Эти строки Анны Андреевны всегда, всегда напоминают мне о моей маме. Сколько раз она каменила свою душу? Сколько раз ей приходилось начинать жить наново? Смерть старшего — Вовки — на войне (он был убит в марте 45-го года под Штеттином) мать восприняла с криком всех матерей фронтовиков. Мы сидели в столовой, где кроме портретов и круглого стола красного дерева была черная тарелка репродуктора. Из нее приказ Верховного о салютах, о летчике Василии Сталине, победные марши и Вечная память.

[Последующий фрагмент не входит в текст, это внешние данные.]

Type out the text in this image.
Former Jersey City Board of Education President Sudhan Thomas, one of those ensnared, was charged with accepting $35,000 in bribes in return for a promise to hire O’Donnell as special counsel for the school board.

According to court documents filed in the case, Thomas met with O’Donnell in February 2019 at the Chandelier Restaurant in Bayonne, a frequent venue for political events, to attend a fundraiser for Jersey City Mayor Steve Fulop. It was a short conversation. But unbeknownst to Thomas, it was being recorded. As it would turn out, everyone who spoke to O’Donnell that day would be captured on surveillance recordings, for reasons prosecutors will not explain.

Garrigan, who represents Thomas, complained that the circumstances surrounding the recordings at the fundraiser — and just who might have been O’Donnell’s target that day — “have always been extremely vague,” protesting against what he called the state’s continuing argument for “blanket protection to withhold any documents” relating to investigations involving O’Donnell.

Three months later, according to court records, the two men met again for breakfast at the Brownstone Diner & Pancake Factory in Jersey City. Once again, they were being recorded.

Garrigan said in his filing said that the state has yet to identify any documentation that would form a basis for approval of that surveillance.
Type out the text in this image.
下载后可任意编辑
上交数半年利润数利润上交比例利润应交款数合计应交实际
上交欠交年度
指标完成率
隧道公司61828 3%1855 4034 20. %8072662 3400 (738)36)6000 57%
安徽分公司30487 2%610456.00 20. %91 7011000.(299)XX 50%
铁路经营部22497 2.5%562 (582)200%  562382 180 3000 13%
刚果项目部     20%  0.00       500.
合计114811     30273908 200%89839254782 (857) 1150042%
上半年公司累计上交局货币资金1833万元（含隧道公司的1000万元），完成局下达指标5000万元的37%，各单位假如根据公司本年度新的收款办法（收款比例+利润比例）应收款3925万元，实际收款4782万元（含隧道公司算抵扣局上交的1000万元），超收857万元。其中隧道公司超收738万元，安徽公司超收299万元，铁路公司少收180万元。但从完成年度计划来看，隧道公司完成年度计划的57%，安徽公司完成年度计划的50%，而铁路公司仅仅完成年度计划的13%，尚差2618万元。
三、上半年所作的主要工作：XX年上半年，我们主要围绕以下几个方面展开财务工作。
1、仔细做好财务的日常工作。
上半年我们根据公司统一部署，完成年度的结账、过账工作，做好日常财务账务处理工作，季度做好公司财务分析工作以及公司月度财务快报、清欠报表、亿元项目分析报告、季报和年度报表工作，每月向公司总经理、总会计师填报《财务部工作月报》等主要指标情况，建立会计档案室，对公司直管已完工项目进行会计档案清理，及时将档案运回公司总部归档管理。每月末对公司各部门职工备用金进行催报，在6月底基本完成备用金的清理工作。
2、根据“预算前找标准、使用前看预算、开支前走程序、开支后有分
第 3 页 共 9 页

Но горе вошло со звонком в парадную дверь. Мама сама пошла открывать; я высунулся из столовой в коридор квартиры и увидел, как вошел писатель Николай Николаевич Никитин, который очень редко бывал у нас дома. Пробормотав что-то вроде: «Здравствуй, Коля!», мама схватила его за лацканы пальто и, вглядываясь в его голубые глаза за стеклами круглых очков, криком спросила:
— Вовка?!
— Успокойся, Зоя!
— Убит? Убит??
— Успокойся, Зоечка, ранен. Тяжело.
— Нет, он убит, убит!
— Зоечка!
Мама с рыданиями опустилась на пол.
Наутро мы с Борей моем руки в ванной. Я что-то напеваю. Борис строго обратился ко мне: «Твой брат убит на фронте, а ты поешь?» Я очень любил старшего военного брата. Он играл со мной до войны в танки и пушки, умело сделанные им самим из старательных резинок, в бумажные, с искусством вырезанные и склеенные им из ватманской бумаги самолетики с японскими, немецкими и советскими опознавательными знаками… Я очень, очень гордился своим военным братом. А он мне слал открытки из Бухареста и Софии, обещал привезти немецкие ордена. И вот я что-то случайно запел у крана, моя руки, и средний брат строго мне сделал замечание, и это замечание живет во мне по сей день.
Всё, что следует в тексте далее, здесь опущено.